On Aug. 10, 2015, Google announced that it was folding itself into a new parent company, which it was calling Alphabet. A year later, it’s not entirely clear what’s really changed.

While CEO Larry Page didn’t make it entirely clear why the name was chosen (although perhaps it was because there was a Google property for every letter of the alphabet), investors were excited by the prospect of the corporate restructuring. It allowed Google to focus on the things it knows how to do well and make money on—search, advertising, Chrome, YouTube, the Android operating system—and shifted more pie-in-the-sky projects, like trying to cure death, build robots, and beam the internet from weather balloons, into a new division called “Other Bets.”

At first, it seemed like the move would help Alphabet keep key people like Sundar Pichai (by being able to promote him to CEO of Google), complete big acquisitions more easily, and report with more transparency on its various projects. While Pichai has indeed taken the helm and done a solid job of growing Google’s core business in the last year, Alphabet has not bought any massive companies, nor has it provided much more detail on the inner workings of its other projects. In reality, all we now know is that “Other Bets” is a massive money pit that hasn’t shown any signs of producing new businesses that could rival Google’s advertising business in terms of size or revenue.

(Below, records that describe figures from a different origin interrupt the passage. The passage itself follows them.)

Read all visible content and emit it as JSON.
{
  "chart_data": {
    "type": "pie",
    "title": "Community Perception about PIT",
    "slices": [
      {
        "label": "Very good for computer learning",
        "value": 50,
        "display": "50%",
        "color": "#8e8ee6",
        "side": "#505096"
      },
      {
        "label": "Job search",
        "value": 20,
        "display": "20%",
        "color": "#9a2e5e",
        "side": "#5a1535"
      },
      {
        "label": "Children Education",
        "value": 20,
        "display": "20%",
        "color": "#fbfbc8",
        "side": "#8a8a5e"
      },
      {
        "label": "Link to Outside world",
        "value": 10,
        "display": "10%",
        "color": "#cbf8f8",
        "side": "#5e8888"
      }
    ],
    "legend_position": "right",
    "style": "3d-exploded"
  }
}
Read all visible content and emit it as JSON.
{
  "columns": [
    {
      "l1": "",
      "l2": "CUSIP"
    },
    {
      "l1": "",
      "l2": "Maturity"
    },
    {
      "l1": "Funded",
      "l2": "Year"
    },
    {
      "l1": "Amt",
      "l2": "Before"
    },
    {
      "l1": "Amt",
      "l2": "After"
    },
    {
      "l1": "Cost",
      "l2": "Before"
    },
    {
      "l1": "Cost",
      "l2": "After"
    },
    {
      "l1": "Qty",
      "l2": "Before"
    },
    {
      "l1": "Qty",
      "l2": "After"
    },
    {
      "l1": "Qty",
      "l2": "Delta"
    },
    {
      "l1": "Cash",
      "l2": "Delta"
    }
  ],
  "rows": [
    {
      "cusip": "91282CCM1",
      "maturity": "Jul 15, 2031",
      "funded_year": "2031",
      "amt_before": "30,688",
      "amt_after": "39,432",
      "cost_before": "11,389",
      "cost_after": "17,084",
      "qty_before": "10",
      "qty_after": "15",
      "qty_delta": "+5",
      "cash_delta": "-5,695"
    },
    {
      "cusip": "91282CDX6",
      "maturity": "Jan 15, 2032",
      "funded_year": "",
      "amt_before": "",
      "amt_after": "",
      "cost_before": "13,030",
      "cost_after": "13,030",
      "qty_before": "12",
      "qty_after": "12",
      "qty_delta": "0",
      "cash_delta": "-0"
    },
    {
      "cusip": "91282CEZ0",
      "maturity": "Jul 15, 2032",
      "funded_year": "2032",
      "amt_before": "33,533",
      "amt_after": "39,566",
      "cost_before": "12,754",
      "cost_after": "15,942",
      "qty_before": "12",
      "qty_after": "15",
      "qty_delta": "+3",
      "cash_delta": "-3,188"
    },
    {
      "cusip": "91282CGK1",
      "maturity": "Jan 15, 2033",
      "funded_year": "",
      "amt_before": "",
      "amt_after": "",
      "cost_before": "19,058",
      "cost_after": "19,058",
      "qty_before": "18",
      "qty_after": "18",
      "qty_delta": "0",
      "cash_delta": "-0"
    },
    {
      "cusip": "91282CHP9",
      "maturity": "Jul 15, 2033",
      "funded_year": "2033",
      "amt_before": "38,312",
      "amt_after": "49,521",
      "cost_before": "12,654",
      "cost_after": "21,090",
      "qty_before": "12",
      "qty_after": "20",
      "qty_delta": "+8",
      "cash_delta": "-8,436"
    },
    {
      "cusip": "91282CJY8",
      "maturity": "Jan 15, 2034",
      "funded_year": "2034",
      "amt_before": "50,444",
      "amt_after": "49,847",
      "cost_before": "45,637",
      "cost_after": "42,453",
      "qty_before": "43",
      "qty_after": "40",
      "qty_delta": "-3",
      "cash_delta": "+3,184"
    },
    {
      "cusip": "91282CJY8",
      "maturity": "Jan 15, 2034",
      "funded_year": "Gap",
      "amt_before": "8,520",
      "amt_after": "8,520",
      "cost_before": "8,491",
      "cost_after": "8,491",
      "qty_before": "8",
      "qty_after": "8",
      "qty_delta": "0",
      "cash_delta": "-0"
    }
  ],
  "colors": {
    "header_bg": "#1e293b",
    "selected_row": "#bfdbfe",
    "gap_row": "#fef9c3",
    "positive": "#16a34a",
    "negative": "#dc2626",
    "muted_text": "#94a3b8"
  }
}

Google is still growing—its revenue last quarter was $21.3 billion, up 21% from a year earlier—but similar signs of life have not been seen in Other Bets. In the last four quarters, it’s lost over $3.7 billion, and only generated roughly $500 million in revenue, which works out to less than 1% of Alphabet’s quarterly sales.

Alphabet’s Other Bets includes things like Google Fiber, the company’s initiative to bring high-speed fiber-optic broadband to the US; Boston Dynamics, a research firm working on humanoid and dog-shaped robots for the military; and Nest, the internet-of-things company Google bought in 2014 that makes smart thermostats and other as-of-yet unnecessary gadgets. In the last year, Nest’s CEO Tony Fadell has left Alphabet amid claims that he was creating a “toxic” work atmosphere, and Boston Dynamics is apparently being shopped around for a buyer as Alphabet struggles to monetize its work.

Last year, The New York Times said Google was restructuring to “keep its lead as an innovator.” It’s certainly still very early in Alphabet’s life, but so far it’s been hard to see a future for the company that isn’t still dominated by Google’s advertising business. But as the company celebrates its first birthday, Wall Street doesn’t yet seem particularly concerned with Alphabet’s current lopsidedness—the company’s share price is currently flirting with its all-time high, hitting roughly $808 in after-hours trading at the time of publishing.